Cyber Defense

Survey: Nation-states overtake insiders as DOD's top cyber threats

Activity by foreign governments has surpassed inept insiders as the biggest source of IT security threats, according to Defense Department IT pros responding to a new survey.

The third annual survey by IT management software company SolarWinds took a look at cybersecurity across the federal landscape, but also broke out results for DOD, whose respondents made up about 45 percent of those surveyed.

When asked to identify the greatest sources of IT security threats, 62 percent of DOD respondents identified foreign governments, with careless/untrained insiders identified by 51 percent. The big change was for foreign governments, which in last year’s survey was named by 48 percent. And although careless insiders may now be in second place, they’re still seen as a threat, falling only from 53 percent last year to 51 percent this year.

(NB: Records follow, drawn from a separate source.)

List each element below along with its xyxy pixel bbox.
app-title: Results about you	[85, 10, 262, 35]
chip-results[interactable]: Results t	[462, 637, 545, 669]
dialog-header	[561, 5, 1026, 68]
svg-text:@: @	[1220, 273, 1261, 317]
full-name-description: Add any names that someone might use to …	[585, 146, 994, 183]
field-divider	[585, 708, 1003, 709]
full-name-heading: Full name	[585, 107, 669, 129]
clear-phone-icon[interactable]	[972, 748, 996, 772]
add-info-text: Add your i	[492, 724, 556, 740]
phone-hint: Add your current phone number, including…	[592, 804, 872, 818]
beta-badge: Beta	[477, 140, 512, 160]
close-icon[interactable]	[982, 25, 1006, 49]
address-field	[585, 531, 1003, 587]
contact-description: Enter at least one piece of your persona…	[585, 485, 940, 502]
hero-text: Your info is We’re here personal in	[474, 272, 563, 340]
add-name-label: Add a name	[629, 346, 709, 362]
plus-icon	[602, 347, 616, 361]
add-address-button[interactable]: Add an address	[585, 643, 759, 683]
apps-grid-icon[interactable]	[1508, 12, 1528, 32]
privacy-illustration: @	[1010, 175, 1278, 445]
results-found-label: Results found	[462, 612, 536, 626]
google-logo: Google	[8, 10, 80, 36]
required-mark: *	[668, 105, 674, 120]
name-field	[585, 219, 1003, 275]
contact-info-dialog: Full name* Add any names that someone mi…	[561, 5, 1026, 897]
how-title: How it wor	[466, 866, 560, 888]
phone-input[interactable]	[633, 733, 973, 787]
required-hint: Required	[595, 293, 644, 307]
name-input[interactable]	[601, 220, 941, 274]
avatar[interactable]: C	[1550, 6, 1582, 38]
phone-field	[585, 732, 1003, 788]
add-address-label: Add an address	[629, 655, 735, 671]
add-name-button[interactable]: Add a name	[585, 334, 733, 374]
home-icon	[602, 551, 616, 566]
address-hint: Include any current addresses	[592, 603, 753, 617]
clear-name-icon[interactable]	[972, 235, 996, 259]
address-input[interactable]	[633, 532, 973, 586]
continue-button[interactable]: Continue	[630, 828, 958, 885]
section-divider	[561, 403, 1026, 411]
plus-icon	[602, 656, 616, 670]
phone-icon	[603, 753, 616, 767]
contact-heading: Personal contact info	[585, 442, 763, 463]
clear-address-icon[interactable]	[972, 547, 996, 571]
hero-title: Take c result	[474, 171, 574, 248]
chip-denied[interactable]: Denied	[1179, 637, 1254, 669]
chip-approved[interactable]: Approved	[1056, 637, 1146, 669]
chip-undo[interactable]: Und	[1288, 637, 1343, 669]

Other threats included the general hacking community (35 percent), hacktivists (32 percent), terrorists (27 percent), malicious insiders (23 percent) and industrial spies (20 percent).

The rise of other countries as perceived threats could reflect reports of increased cyber activity by countries such as Russia, China and Iran.

The involvement of nation-states could also affect the level of those attacks: The increased sophistication of threats was the most-commonly identified factor, at 37 percent, when respondents were asked to compare their agency’s vulnerability with last year. That was followed by end user policy violations (32 percent) and the volume of attacks (27 percent). 

Another potential source of trouble are modernization of consolidation efforts, at least unfinished ones, the survey found Forty-five percent said that IT consolidation and modernization had increased security challenges, in part because of incomplete transitions. But 24 percent said replacing legacy software and equipment lessened security challenges.

What steps reduce vulnerabilities? The most oft-cited factors among DOD respondents were improved application security (31 percent), increased use of smart cards for dual-factor authentication (26 percent), data encryption and standardized network configurations and monitoring (each at 25 percent), configuration change management (24 percent), and improved or increased security training (21 percent).

As for what’s standing in the way of better security, 26 percent identified budget constraints, 19 percent said the complexity of internal environments, 14 percent said competing priorities and other initiatives, and 12 percent identified inadequate collaboration with other internal teams.

And despite the impact of budget constraints, and large majority of respondents said investment in security tools would increase in 2016 (52 percent) or at least stay the same (36 percent).

About the Author

Kevin McCaney is a former editor of Defense Systems and GCN.